If most 2019 Bay Area IPOs succeed, some say this will introduce over 10,000 new millionaires to Bay Area [0]. And most of them are unlikely to leave and quite a few will likely want to have a house. I can only guess how this will impact house prices.
California makes it very expensive to stick around since you pay a lot of income tax if you sell. Of course some will stay but a low 7 figure windfall pre-tax will not get you much house, especially if you need a bigger house to start a family, and many will be tempted to not pay a state income tax by moving out of state.
Depending on what form your equity takes, California may still tax you if you leave. For ISOs, it's relatively simple, if you're a resident at the time of the Federal taxable event, it's a California event. For RSUs and NSOs, it's California taxable for the portion of vesting that is California sourced: the time where you were a California resident, or working in California. (Caveat: the rules are vague, you're required to use a reasonable method of apportionment and work days is documented as a reasonable method)
Yes, mostly relevant for earlier employees of these companies that were awarded options that they’ve exercised but have not sold their shares (the taxable event)

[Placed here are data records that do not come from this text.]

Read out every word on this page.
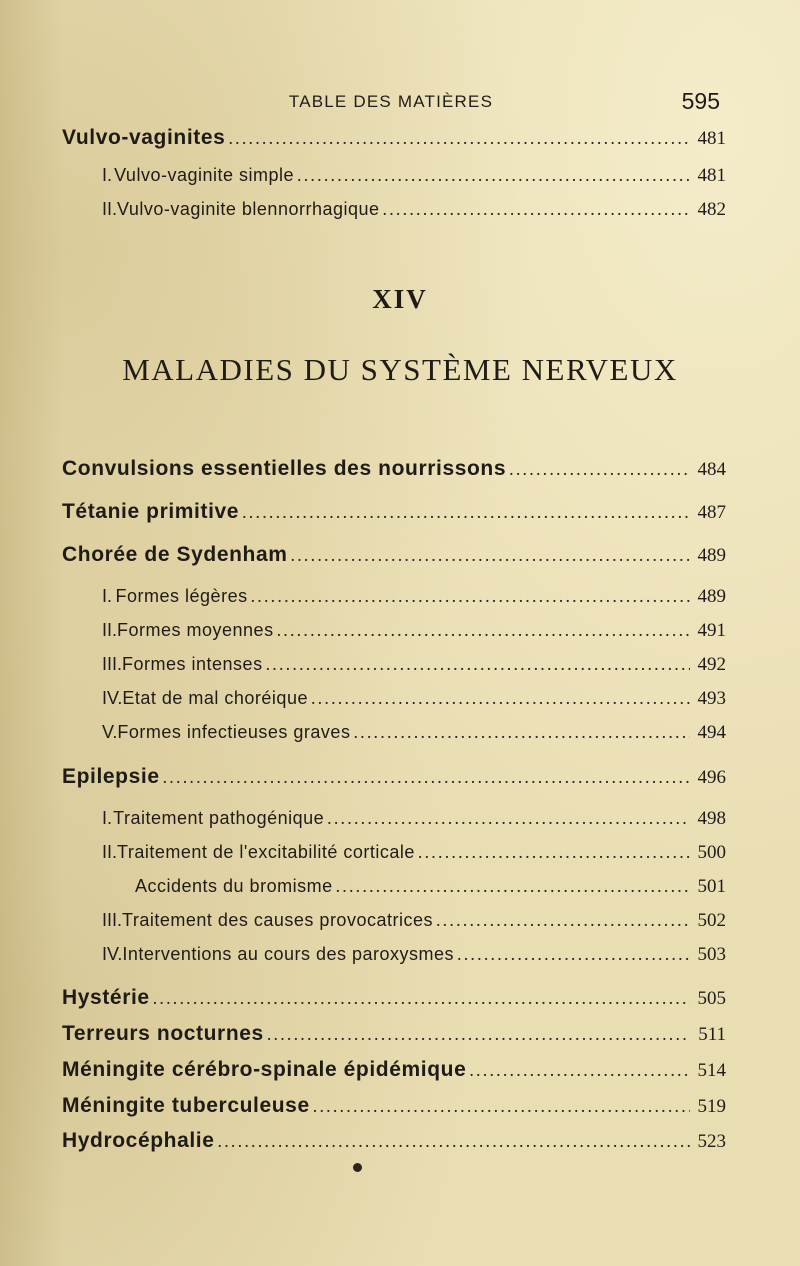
TABLE DES MATIÈRES	595
Vulvo-vaginites .....	481
I. Vulvo-vaginite simple .....	481
II. Vulvo-vaginite blennorrhagique .....	482
XIV
MALADIES DU SYSTÈME NERVEUX
Convulsions essentielles des nourrissons .....	484
Tétanie primitive .....	487
Chorée de Sydenham .....	489
I. Formes légères .....	489
II. Formes moyennes .....	491
III. Formes intenses .....	492
IV. Etat de mal choréique .....	493
V. Formes infectieuses graves .....	494
Epilepsie .....	496
I. Traitement pathogénique .....	498
II. Traitement de l'excitabilité corticale .....	500
Accidents du bromisme .....	501
III. Traitement des causes provocatrices .....	502
IV. Interventions au cours des paroxysmes .....	503
Hystérie .....	505
Terreurs nocturnes .....	511
Méningite cérébro-spinale épidémique .....	514
Méningite tuberculeuse .....	519
Hydrocéphalie .....	523
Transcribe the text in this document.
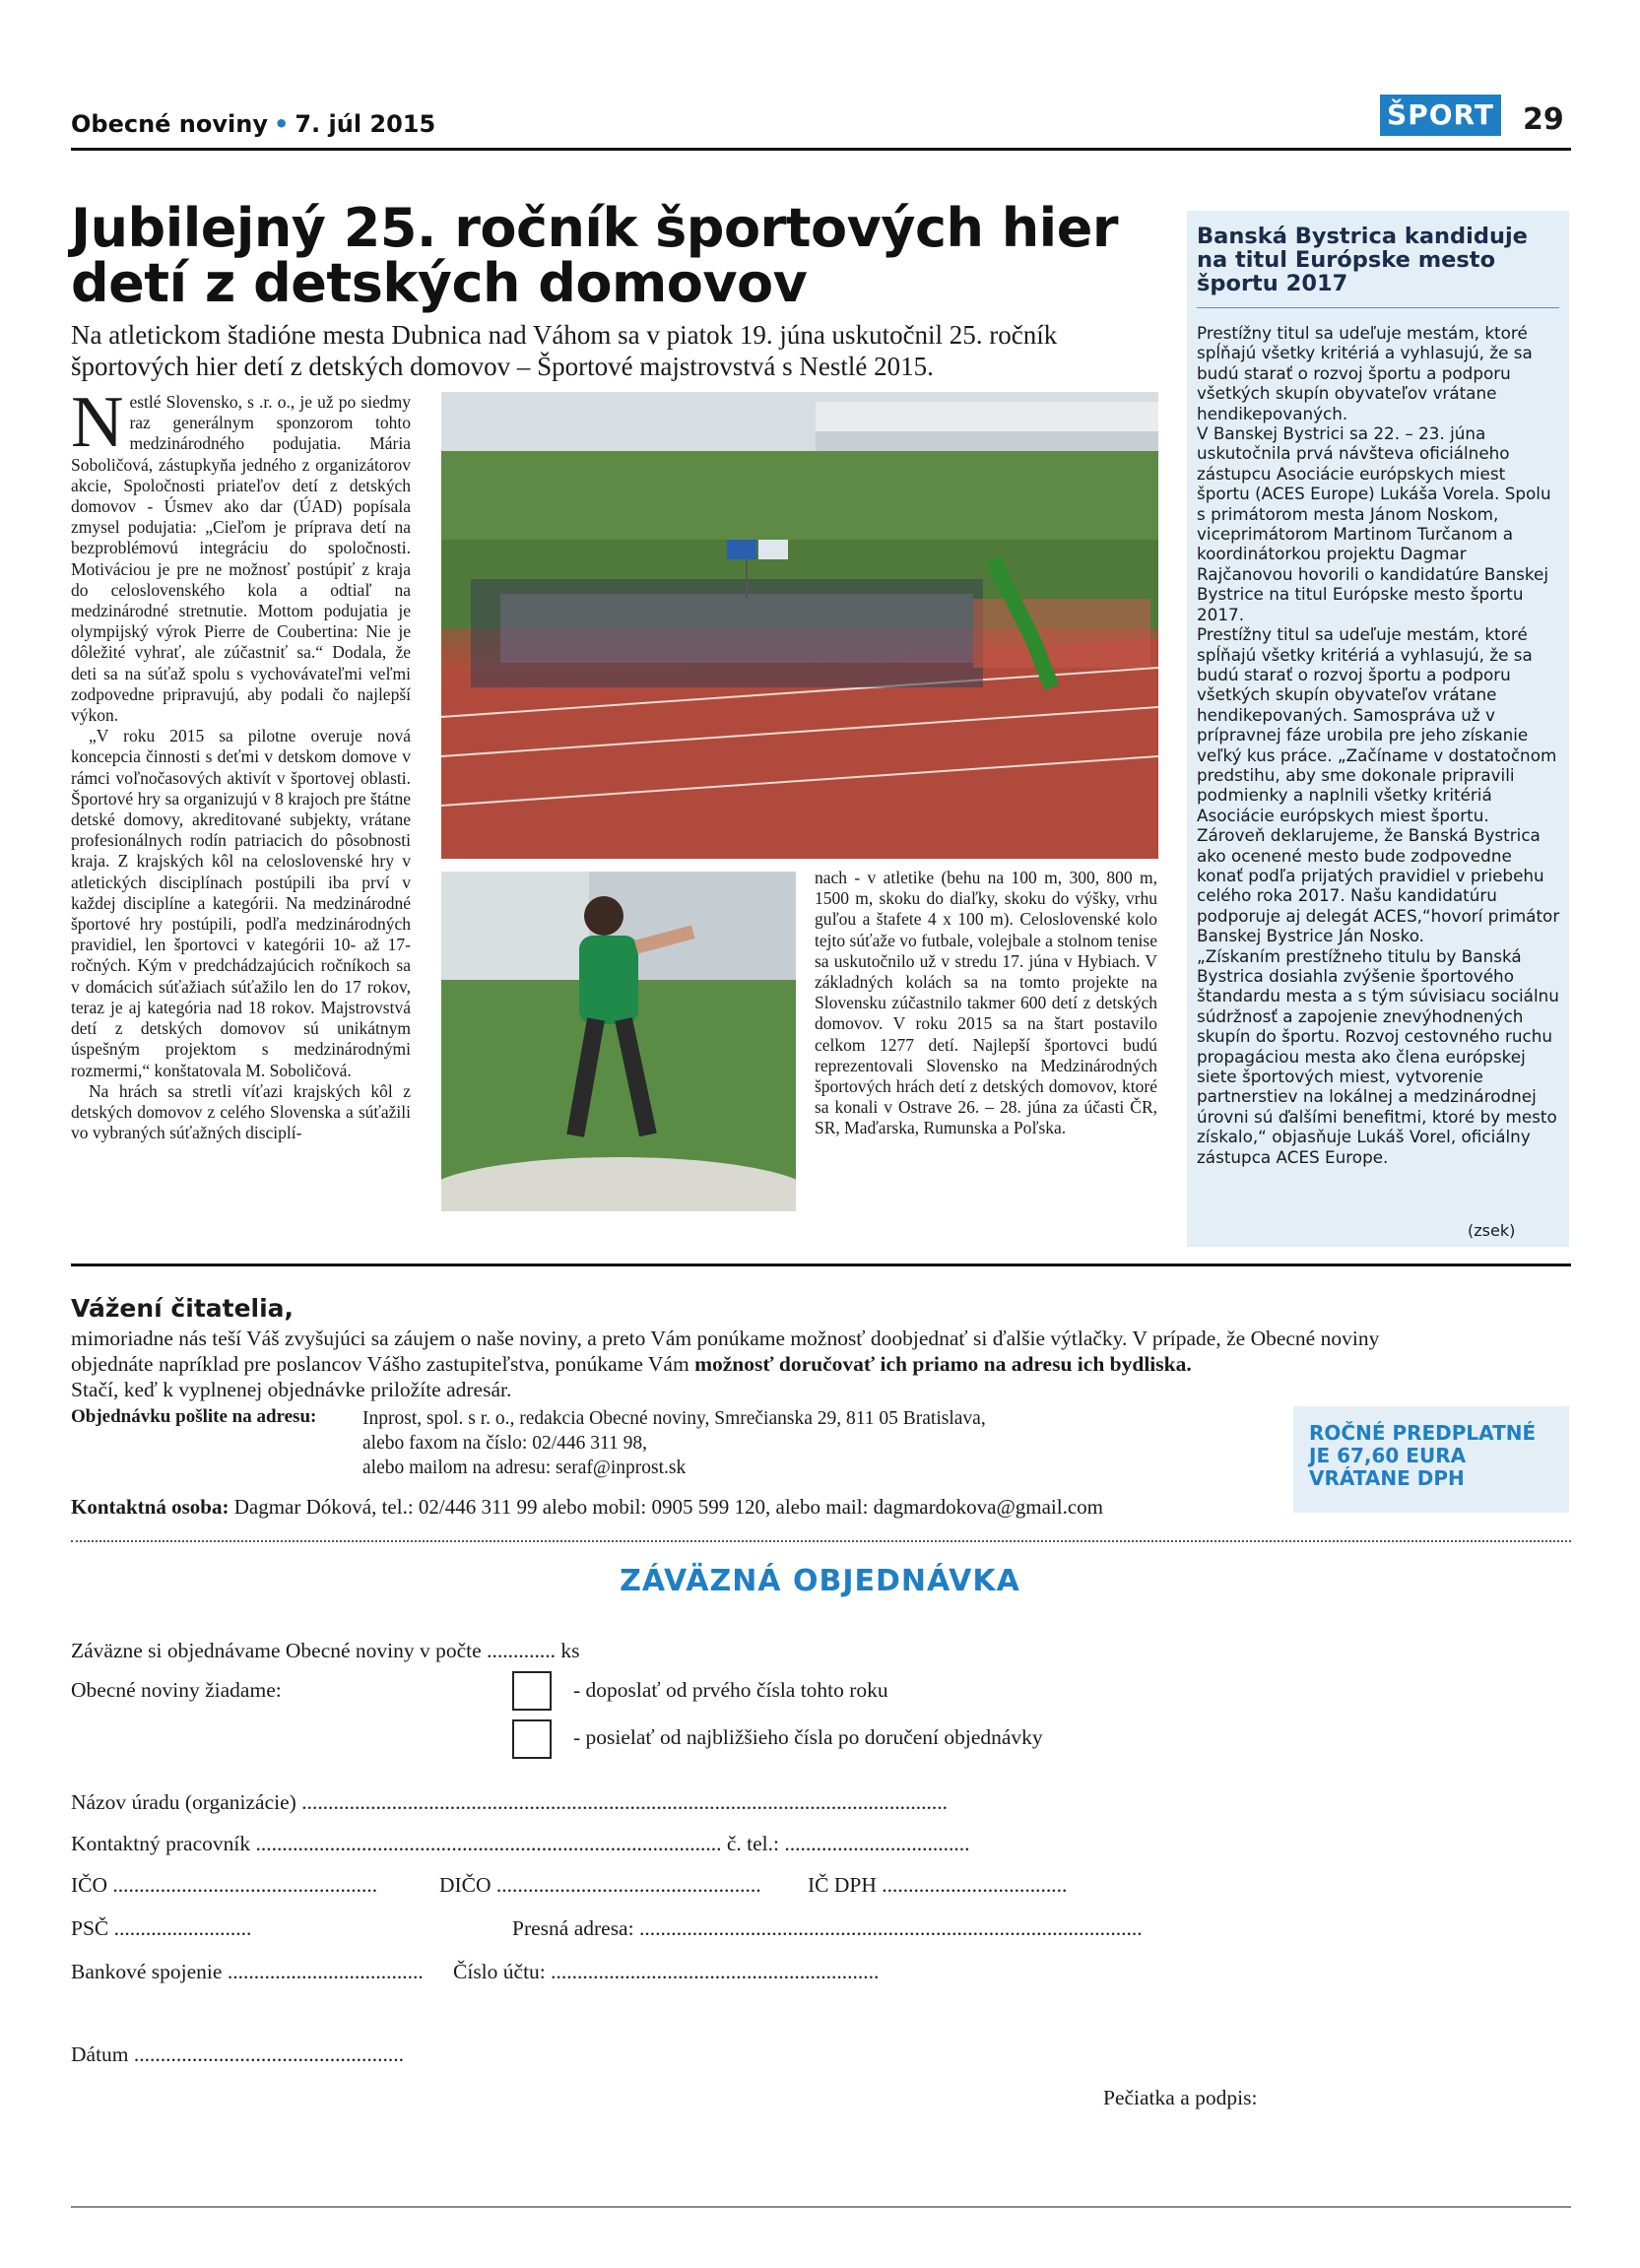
Obecné noviny • 7. júl 2015	ŠPORT 29
Jubilejný 25. ročník športových hier detí z detských domovov
Na atletickom štadióne mesta Dubnica nad Váhom sa v piatok 19. júna uskutočnil 25. ročník športových hier detí z detských domovov – Športové majstrovstvá s Nestlé 2015.

Nestlé Slovensko, s .r. o., je už po siedmy raz generálnym sponzorom tohto medzinárodného podujatia. Mária Soboličová, zástupkyňa jedného z organizátorov akcie, Spoločnosti priateľov detí z detských domovov - Úsmev ako dar (ÚAD) popísala zmysel podujatia: „Cieľom je príprava detí na bezproblémovú integráciu do spoločnosti. Motiváciou je pre ne možnosť postúpiť z kraja do celoslovenského kola a odtiaľ na medzinárodné stretnutie. Mottom podujatia je olympijský výrok Pierre de Coubertina: Nie je dôležité vyhrať, ale zúčastniť sa.“ Dodala, že deti sa na súťaž spolu s vychovávateľmi veľmi zodpovedne pripravujú, aby podali čo najlepší výkon.

„V roku 2015 sa pilotne overuje nová koncepcia činnosti s deťmi v detskom domove v rámci voľnočasových aktivít v športovej oblasti. Športové hry sa organizujú v 8 krajoch pre štátne detské domovy, akreditované subjekty, vrátane profesionálnych rodín patriacich do pôsobnosti kraja. Z krajských kôl na celoslovenské hry v atletických disciplínach postúpili iba prví v každej disciplíne a kategórii. Na medzinárodné športové hry postúpili, podľa medzinárodných pravidiel, len športovci v kategórii 10- až 17-ročných. Kým v predchádzajúcich ročníkoch sa v domácich súťažiach súťažilo len do 17 rokov, teraz je aj kategória nad 18 rokov. Majstrovstvá detí z detských domovov sú unikátnym úspešným projektom s medzinárodnými rozmermi,“ konštatovala M. Soboličová.

Na hrách sa stretli víťazi krajských kôl z detských domovov z celého Slovenska a súťažili vo vybraných súťažných disciplí-

nach - v atletike (behu na 100 m, 300, 800 m, 1500 m, skoku do diaľky, skoku do výšky, vrhu guľou a štafete 4 x 100 m). Celoslovenské kolo tejto súťaže vo futbale, volejbale a stolnom tenise sa uskutočnilo už v stredu 17. júna v Hybiach. V základných kolách sa na tomto projekte na Slovensku zúčastnilo takmer 600 detí z detských domovov. V roku 2015 sa na štart postavilo celkom 1277 detí. Najlepší športovci budú reprezentovali Slovensko na Medzinárodných športových hrách detí z detských domovov, ktoré sa konali v Ostrave 26. – 28. júna za účasti ČR, SR, Maďarska, Rumunska a Poľska.
Banská Bystrica kandiduje na titul Európske mesto športu 2017

Prestížny titul sa udeľuje mestám, ktoré spĺňajú všetky kritériá a vyhlasujú, že sa budú starať o rozvoj športu a podporu všetkých skupín obyvateľov vrátane hendikepovaných.

V Banskej Bystrici sa 22. – 23. júna uskutočnila prvá návšteva oficiálneho zástupcu Asociácie európskych miest športu (ACES Europe) Lukáša Vorela. Spolu s primátorom mesta Jánom Noskom, viceprimátorom Martinom Turčanom a koordinátorkou projektu Dagmar Rajčanovou hovorili o kandidatúre Banskej Bystrice na titul Európske mesto športu 2017.

Prestížny titul sa udeľuje mestám, ktoré spĺňajú všetky kritériá a vyhlasujú, že sa budú starať o rozvoj športu a podporu všetkých skupín obyvateľov vrátane hendikepovaných. Samospráva už v prípravnej fáze urobila pre jeho získanie veľký kus práce. „Začíname v dostatočnom predstihu, aby sme dokonale pripravili podmienky a naplnili všetky kritériá Asociácie európskych miest športu. Zároveň deklarujeme, že Banská Bystrica ako ocenené mesto bude zodpovedne konať podľa prijatých pravidiel v priebehu celého roka 2017. Našu kandidatúru podporuje aj delegát ACES,“hovorí primátor Banskej Bystrice Ján Nosko.

„Získaním prestížneho titulu by Banská Bystrica dosiahla zvýšenie športového štandardu mesta a s tým súvisiacu sociálnu súdržnosť a zapojenie znevýhodnených skupín do športu. Rozvoj cestovného ruchu propagáciou mesta ako člena európskej siete športových miest, vytvorenie partnerstiev na lokálnej a medzinárodnej úrovni sú ďalšími benefitmi, ktoré by mesto získalo,“ objasňuje Lukáš Vorel, oficiálny zástupca ACES Europe.

(zsek)
Vážení čitatelia,
mimoriadne nás teší Váš zvyšujúci sa záujem o naše noviny, a preto Vám ponúkame možnosť doobjednať si ďalšie výtlačky. V prípade, že Obecné noviny objednáte napríklad pre poslancov Vášho zastupiteľstva, ponúkame Vám možnosť doručovať ich priamo na adresu ich bydliska.
Stačí, keď k vyplnenej objednávke priložíte adresár.
Objednávku pošlite na adresu: Inprost, spol. s r. o., redakcia Obecné noviny, Smrečianska 29, 811 05 Bratislava,
alebo faxom na číslo: 02/446 311 98,
alebo mailom na adresu: seraf@inprost.sk
Kontaktná osoba: Dagmar Dóková, tel.: 02/446 311 99 alebo mobil: 0905 599 120, alebo mail: dagmardokova@gmail.com
ROČNÉ PREDPLATNÉ
JE 67,60 EURA
VRÁTANE DPH
ZÁVÄZNÁ OBJEDNÁVKA
Záväzne si objednávame Obecné noviny v počte ............. ks
Obecné noviny žiadame:	- doposlať od prvého čísla tohto roku
- posielať od najbližšieho čísla po doručení objednávky
Názov úradu (organizácie) ..........................................................................................................................
Kontaktný pracovník ........................................................................................ č. tel.: ...................................
IČO ..................................................	DIČO .................................................. IČ DPH ...................................
PSČ ..........................	Presná adresa: ...............................................................................................
Bankové spojenie ..................................... Číslo účtu: ..............................................................
Dátum ...................................................
Pečiatka a podpis:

What's the methodology behind 10,000 new millionaires?
In the community of rank and file engineers at unicorns, as I understand it, most people are expecting high five figure to low six figure windfalls. Will there be millionaires among very early employees and/or the C suite, sure, but that's maybe a couple hundred people at the largest companies.
So that's 10,000 people and the city SF Bay Area has 7.15 million, and 880k live in SF proper. It doesn't sound like it'd make a very big dent in prices.
> Compass states 5,644 properties were sold in the city last year, 2,208 of those were single family properties and software employees represented more than half of the buyers.
10,000 home buyers would take 2 years to consume all SF properies and 4 years to consume single family homes.
That's assuming every millionaire wants to buy a house, and doesn't already own one. I think it's a bit charitable to say 100% of newly minted IPO millionaires are willing to extend themselves that far, especially with the widespread belief that we are are on the verge of a recession.
Still, introducing 10k new millionaires will make a difference. How many multi-million dollar homes are potentially for sale?
Also consider that if someone is selling one such home, unless they're leaving the area or offloading an investment property, they're likely trading up (which means there's not a net change in the number of available multi-million dollar homes.
As a millionaire, I still can't understand how people buy houses here. You are dumping all of your money into a vastly overpriced asset (vs the rest of the country), with the hopes that in 30 years the valley will be minting multi-millionaires to buy you out so you can retire.
Which is exactly why I don't think all of these IPO millionaires are going to buy. They're going to park their money somewhere -- whether they continue to hold company stock, or sell it in exchange for index funds -- there's a multitude of other options for what to do with their new-found wealth, and it's an unrealistic to think 100% of them will buy a Bay Area house.